Worst-hair award goes to Chris Gibson with his high and tight GI ’do. My mother, using a bowl and pinking shears, did a better job when we were kids. I can appreciate that after 24 years of Army haircuts, Gibson has become attached to his buzz. Time to steal a march from outgoing Congressman Maurice Hinchey, he of the Elvis look.
The day after election, Gibson remained committed to establishing a district office in the old Bank of America building on Broadway in Kingston. Trouble is, the city doesn’t yet own the building and the Common Council has shown no enthusiasm over endorsing Mayor Shayne Gallo’s plan to establish a police station there. Gallo, just back from a 10-day vacation in Aruba, needs to get his ducks lined up.
Tkaczyk — née Gable — is a pretty good sport about people garbling her unpronounceable married name, less so for her first. During a recent interview, I kept calling her “Cynthia,” inadvertently channeling former colleague and best bud Cynthia Werthamer of Saugerties. “Most people have trouble with my last name,” Cecilia said after the fourth botch. “Senator,” if it works out for her, will be a lot easier to remember.
Cheryl DeForest, Republican candidate for Saugerties tax collector, and her husband are avid Harley riders, with his-and-her bikes. Cheryl, concerned about “helmet head,” chose not to take her baby hog to the Republican town picnic last summer. “You know, the photo ops with other candidates and all,” she told me at the Glasco Fire Company breakfast last Sunday.
Alas, DeForest could get no traction against Democrat Suzanne Filak, who peeled out to a 2-1 victory.
Meanwhile, Saugerties Town Supervisor Kelly Myers has been pulling her hair out trying to get New York City Department of Environmental Protection bureaucrats to listen to local concerns about Ashokan water releases into the Esopus Creek. “I was on the phone with them all day Sunday the day before the storm until they stopped calling back,” she said. With the reservoirs at around 70 percent capacity, DEP inexplicably began releasing water days before the storm hit.
Nuke ’em
As Chris Gibson discovered to deep chagrin, even hinting at siting a nuclear power plant anywhere in the Hudson Valley is a ticket for political disaster. After toying with the idea at a few campaign stops, Gibson quickly reversed course. But did he? Gibson’s stated reason for shelving plans for a nuclear plant was that because after self-limiting to four terms (ending in 2016) he wouldn’t be in office long enough to see it through.
Julian Schreibman supporters seized upon this less-than-Shermanesque denial to stage an anti-nuke rally on the Walkway Over the Hudson about three weeks ago. Present were Maurice Hinchey, the original no-nuke — does anybody still remember Nine Mile Point Two on Lake Ontario? — plus some Sierra Club people, other environmentalists and campaign flacks.
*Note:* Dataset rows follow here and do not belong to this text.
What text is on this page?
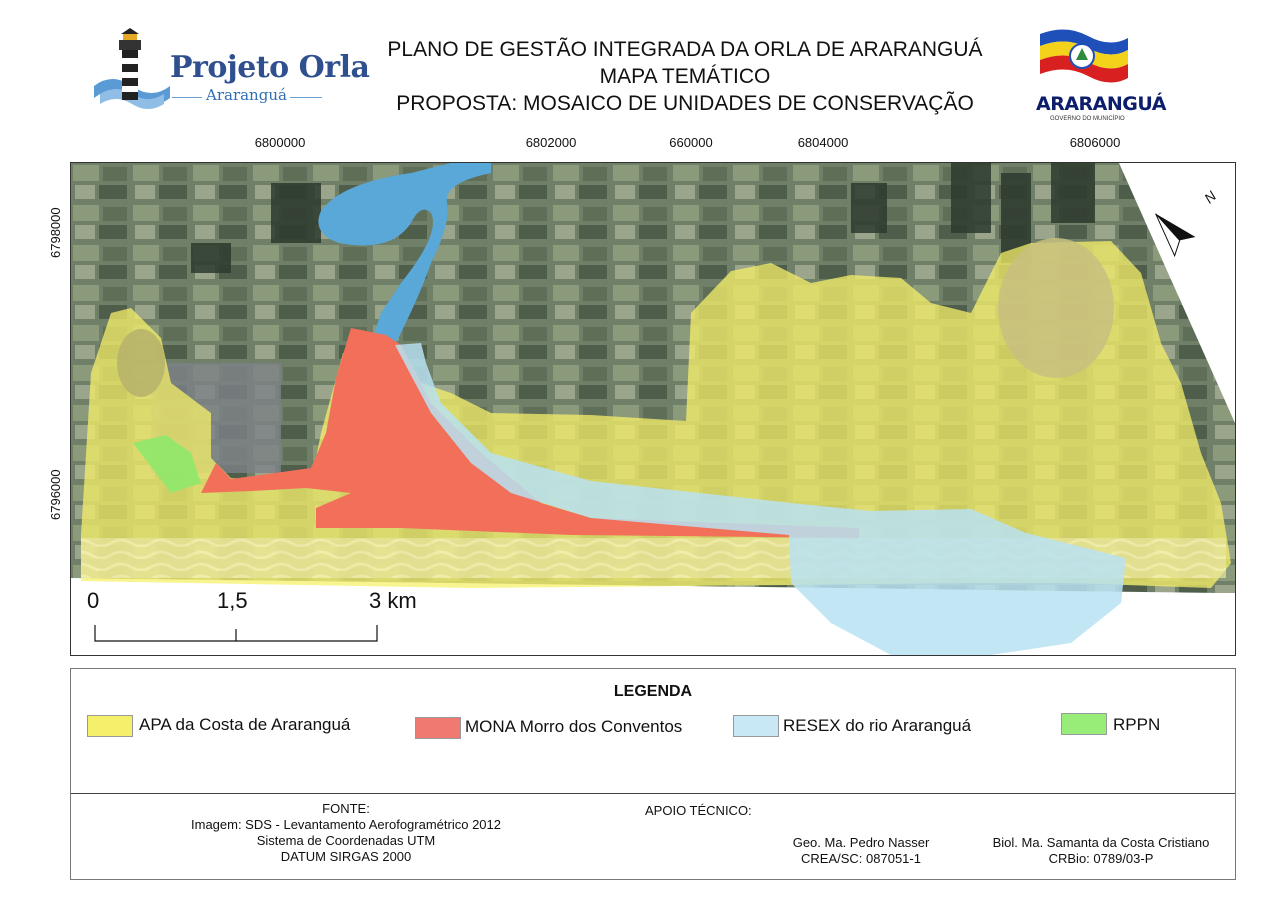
Projeto Orla
Araranguá
PLANO DE GESTÃO INTEGRADA DA ORLA DE ARARANGUÁ
MAPA TEMÁTICO
PROPOSTA: MOSAICO DE UNIDADES DE CONSERVAÇÃO	ARARANGUÁ
GOVERNO DO MUNICÍPIO
6800000	6802000	660000	6804000	6806000
6798000
6796000
0	1,5	3 km
N
LEGENDA
APA da Costa de Araranguá	MONA Morro dos Conventos	RESEX do rio Araranguá	RPPN
FONTE:
Imagem: SDS - Levantamento Aerofogramétrico 2012
Sistema de Coordenadas UTM
DATUM SIRGAS 2000
APOIO TÉCNICO:
Geo. Ma. Pedro Nasser
CREA/SC: 087051-1
Biol. Ma. Samanta da Costa Cristiano
CRBio: 0789/03-P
Did I mention the spy from Gibson’s camp? I will.
Naturally, media ignored this latest photo op in droves since Gibson only a few days earlier at a candidate debate with his foe in Lake Katrine had thrice denied plans to advance nuclear power in the region.
The spy, called “trailer” in the trade, hung around the fringe of the rally hoping for something stupid and/or Schreibman to jump off the bridge. Rally organizers called the cops demanding the intruder’s removal. “It’s a public park,” a state trooper rather sensibly told them, according to sources. T’was a fitting end to a cynical self-promotion.
Bite what?
Cutting-edge baker Deising’s of Kingston offered presidential cookies before the election. As they say in the polling business, this is unscientific, but Obama cookies sold out while Romney cookies went stale. Could it be people just wanted to chew on the president, or was Romney just a crumb? (The latter is for my pal in West Hurley who canceled his subscription after the paper endorsed Obama.)